Less visible impacts, though, include displacement of locals. Vacation rentals remove homes from the resident market and increases real estate prices, further compounding cost of living issues. But, there’s an impact to quality of life too. With so many visitors hitting the trails and venturing outside of tourist areas, locals are forced out of their favorite spots too. Nowadays, popular trails like the Lanikai Pillbox Hike are so crowded that you have to arrive really early to find parking or get there by other means. And even if you get to the hike, the trail is so congested it’s no longer enjoyable. That’s bad not only for residents, though, but for visitors too.
So What Do We Do?
Government bodies throughout Hawaii are slowly attempting to gain control of the issue. Recently, the Honolulu City Council enacted a law limiting vacation rentals on Oahu to 1,600 or 1,700 total and require that the owner live on-site too. The other islands have yet to follow suit, but I wouldn’t rule it out.
As far as attractions go, the State is beginning to put access limits in place and are beginning to assess fees for more popular parks and hikes. The National Park Service also began imposing limits and requires reservations to visit the summit area of Haleakala National Park during popular sunrise hours.
Initiatives like these need to expand to reduce wear on our natural resources, but also to create revenue to get the money we need to maintain our recourses.
What We All Can Do
Now, I’m not saying you need to spend more money if you’re coming to Hawaii. I get it, we all live on a budget and anyone that wants to come should be able to. But, there are little things we can all do that’ll go a long way – residents included.
A while back I wrote about courtesy on the Road to Hana. Well, courtesy needs to be pervasive everywhere. So, please, everyone needs to clean up after themselves and do not remove any natural resources. Also, do not park in front of someone’s driveway, don’t walk through their property, and don’t use their water, etc. Sounds outlandish, right, but it happens! And be sure to follow all rules and laws; they’re there for a reason.
The Tourism Tipping Point – Hawaii Edition, Final Thoughts
The issue of ove- tourism is a very complex issue for Hawaii. On the one hand, tourism is the primary driver of our economy. But, at the same time, tourism has very real impacts on residents’ quality of life and to the environment. Further, because increases in arrivals haven’t resulted in higher spend, tourism is having very real, negative impacts to Hawaii’s infrastructure and resources.
So, while steps are being taken to help curtail impacts, they’re not enough. More of these changes need to happen across the state. Very difficult questions also need to be asked, such as, should Hawaii institute an arrival tax for non-residents? Are there are things we can do to offset declining lodging and sales tax revenues? Also, how do we attract more wealthy visitors and/or increase visitor spending? And, how can Hawaii diversify its economy and provide residents with better quality, higher-paying jobs?

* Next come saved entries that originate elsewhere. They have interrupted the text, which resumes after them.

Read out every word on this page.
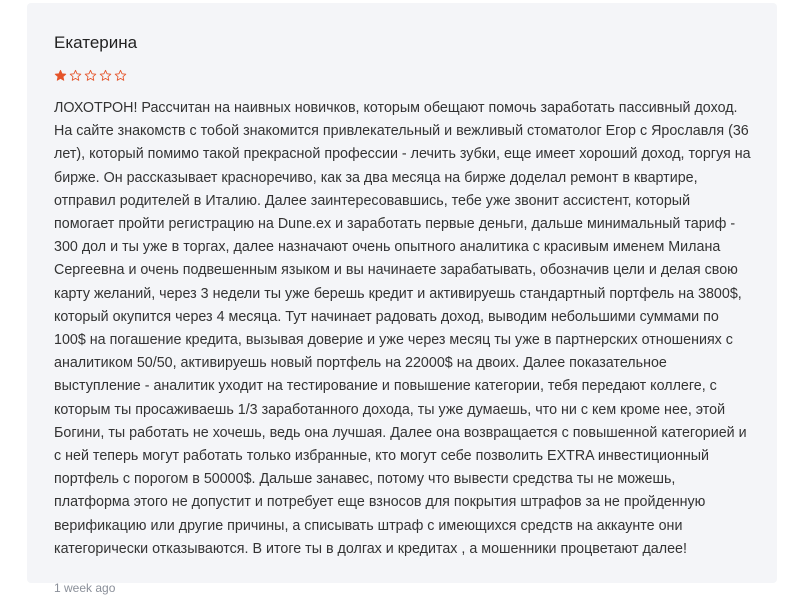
Екатерина

ЛОХОТРОН! Рассчитан на наивных новичков, которым обещают помочь заработать пассивный доход. На сайте знакомств с тобой знакомится привлекательный и вежливый стоматолог Егор с Ярославля (36 лет), который помимо такой прекрасной профессии - лечить зубки, еще имеет хороший доход, торгуя на бирже. Он рассказывает красноречиво, как за два месяца на бирже доделал ремонт в квартире, отправил родителей в Италию. Далее заинтересовавшись, тебе уже звонит ассистент, который помогает пройти регистрацию на Dune.ex и заработать первые деньги, дальше минимальный тариф - 300 дол и ты уже в торгах, далее назначают очень опытного аналитика с красивым именем Милана Сергеевна и очень подвешенным языком и вы начинаете зарабатывать, обозначив цели и делая свою карту желаний, через 3 недели ты уже берешь кредит и активируешь стандартный портфель на 3800$, который окупится через 4 месяца. Тут начинает радовать доход, выводим небольшими суммами по 100$ на погашение кредита, вызывая доверие и уже через месяц ты уже в партнерских отношениях с аналитиком 50/50, активируешь новый портфель на 22000$ на двоих. Далее показательное выступление - аналитик уходит на тестирование и повышение категории, тебя передают коллеге, с которым ты просаживаешь 1/3 заработанного дохода, ты уже думаешь, что ни с кем кроме нее, этой Богини, ты работать не хочешь, ведь она лучшая. Далее она возвращается с повышенной категорией и с ней теперь могут работать только избранные, кто могут себе позволить EXTRA инвестиционный портфель с порогом в 50000$. Дальше занавес, потому что вывести средства ты не можешь, платформа этого не допустит и потребует еще взносов для покрытия штрафов за не пройденную верификацию или другие причины, а списывать штраф с имеющихся средств на аккаунте они категорически отказываются. В итоге ты в долгах и кредитах , а мошенники процветают далее!

1 week ago
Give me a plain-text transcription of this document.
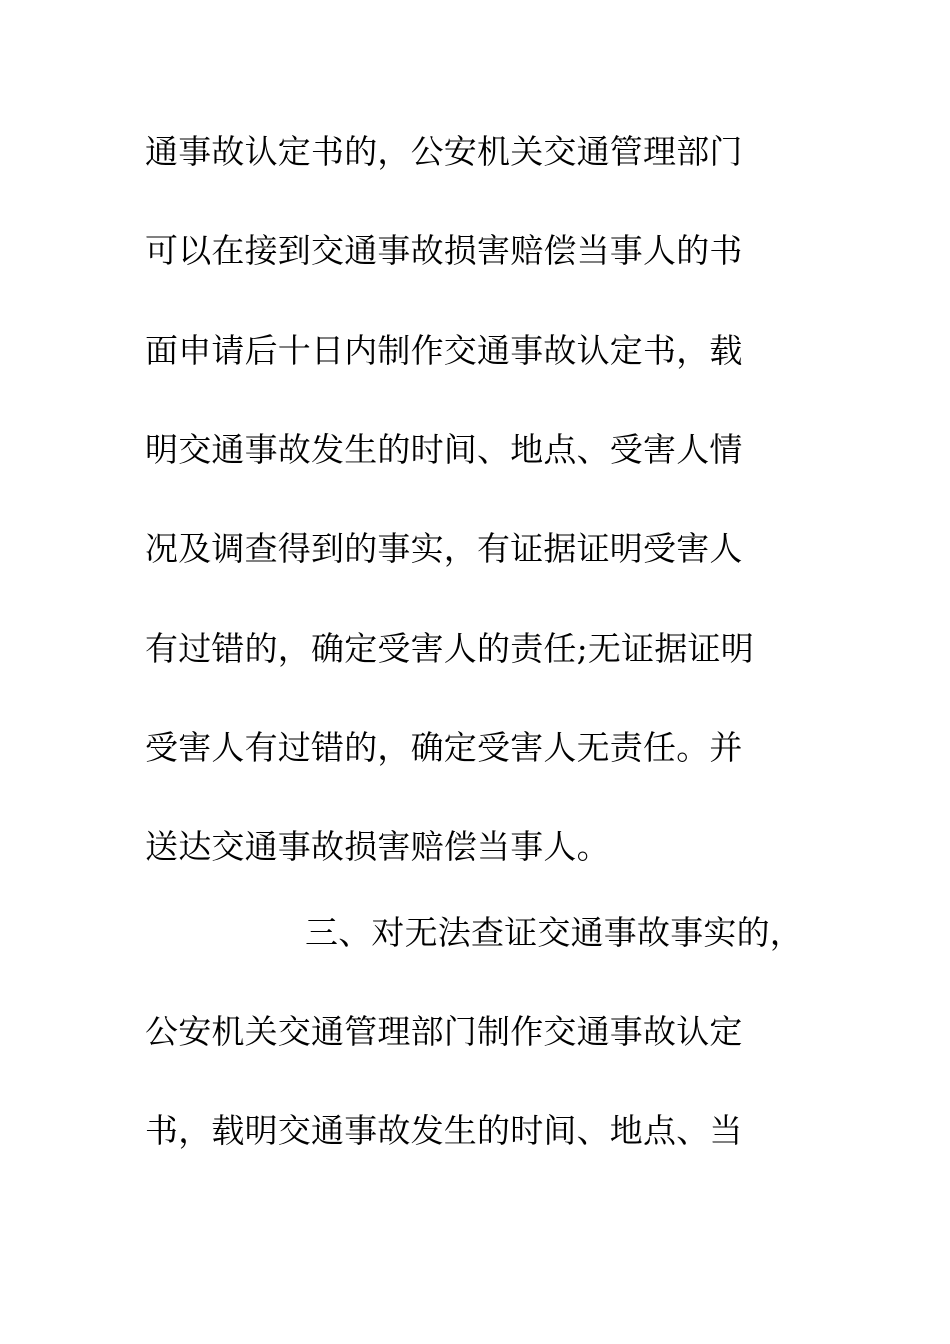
通事故认定书的，公安机关交通管理部门
可以在接到交通事故损害赔偿当事人的书
面申请后十日内制作交通事故认定书，载
明交通事故发生的时间、地点、受害人情
况及调查得到的事实，有证据证明受害人
有过错的，确定受害人的责任;无证据证明
受害人有过错的，确定受害人无责任。并
送达交通事故损害赔偿当事人。
三、对无法查证交通事故事实的，
公安机关交通管理部门制作交通事故认定
书，载明交通事故发生的时间、地点、当
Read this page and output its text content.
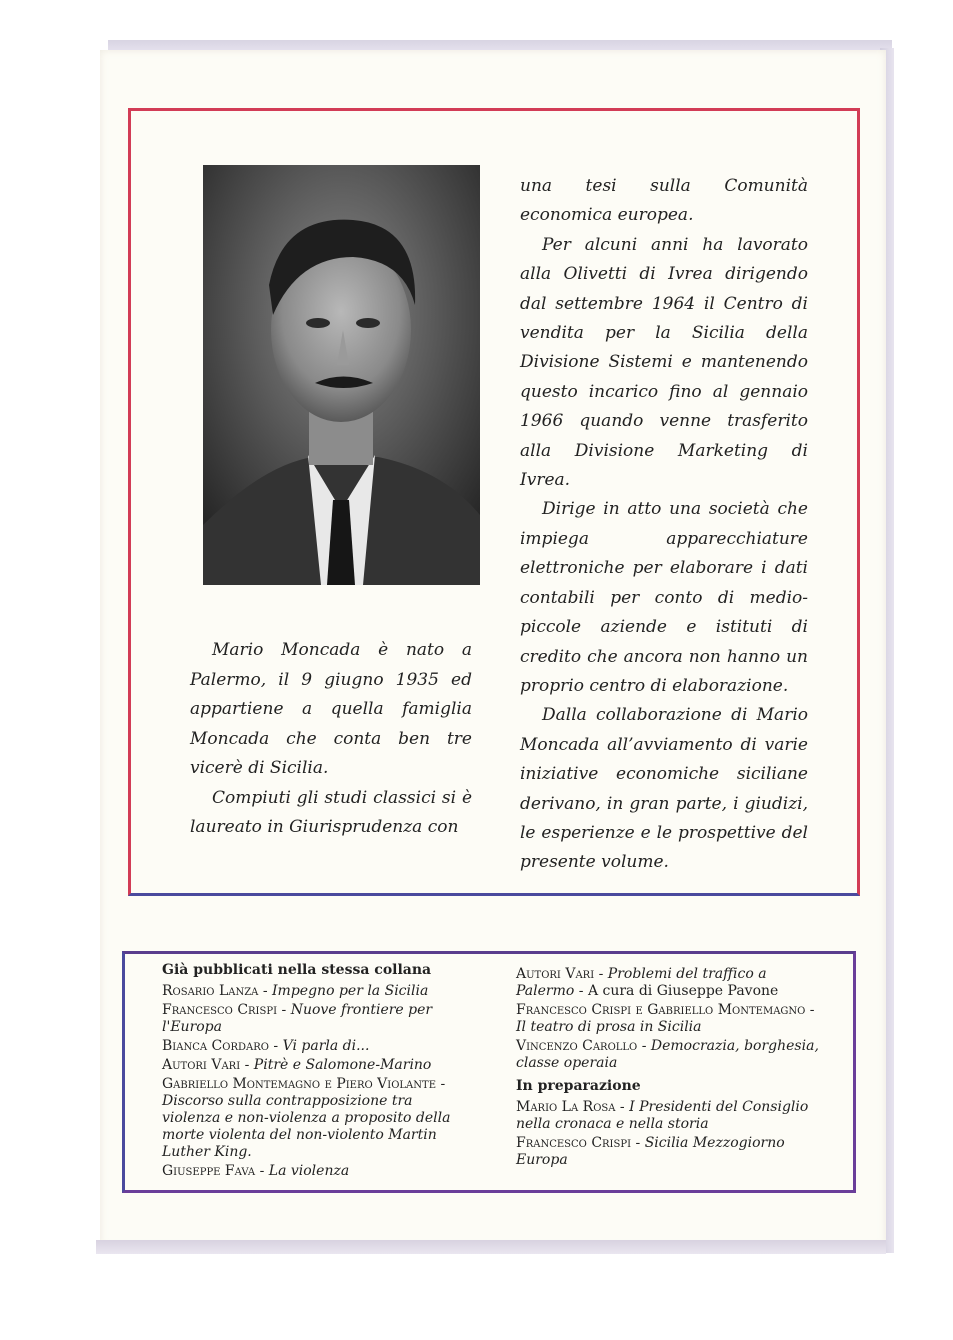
Mario Moncada è nato a Palermo, il 9 giugno 1935 ed appartiene a quella famiglia Moncada che conta ben tre vicerè di Sicilia.

Compiuti gli studi classici si è laureato in Giurisprudenza con

una tesi sulla Comunità economica europea.

Per alcuni anni ha lavorato alla Olivetti di Ivrea dirigendo dal settembre 1964 il Centro di vendita per la Sicilia della Divisione Sistemi e mantenendo questo incarico fino al gennaio 1966 quando venne trasferito alla Divisione Marketing di Ivrea.

Dirige in atto una società che impiega apparecchiature elettroniche per elaborare i dati contabili per conto di medio-piccole aziende e istituti di credito che ancora non hanno un proprio centro di elaborazione.

Dalla collaborazione di Mario Moncada all’avviamento di varie iniziative economiche siciliane derivano, in gran parte, i giudizi, le esperienze e le prospettive del presente volume.

Già pubblicati nella stessa collana
Rosario Lanza - Impegno per la Sicilia
Francesco Crispi - Nuove frontiere per l'Europa
Bianca Cordaro - Vi parla di...
Autori Vari - Pitrè e Salomone-Marino
Gabriello Montemagno e Piero Violante - Discorso sulla contrapposizione tra violenza e non-violenza a proposito della morte violenta del non-violento Martin Luther King.
Giuseppe Fava - La violenza
Autori Vari - Problemi del traffico a Palermo - A cura di Giuseppe Pavone
Francesco Crispi e Gabriello Montemagno - Il teatro di prosa in Sicilia
Vincenzo Carollo - Democrazia, borghesia, classe operaia
In preparazione
Mario La Rosa - I Presidenti del Consiglio nella cronaca e nella storia
Francesco Crispi - Sicilia Mezzogiorno Europa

These issues aren’t unique to us, by the way. All major tourist destinations around the world suffer from these issues. Mrs. Island Miler and I have experienced them for ourselves in places like Paris, Rome, New York, etc.
By the way, no, I don’t think limiting airlift to Hawaii is an option. Increased competition is good for visitors and locals alike. After all, we ALL rely on air travel to get to and from the islands. So it’s important for residents to have affordable access to air travel too.
I do think the hotels are part of the problem too, though. Room rates continue to increase with the same, crappy rooms. And even when hotels renovate, it’s usually just lipstick on a pig. That’s a big turnoff for wealthier travelers.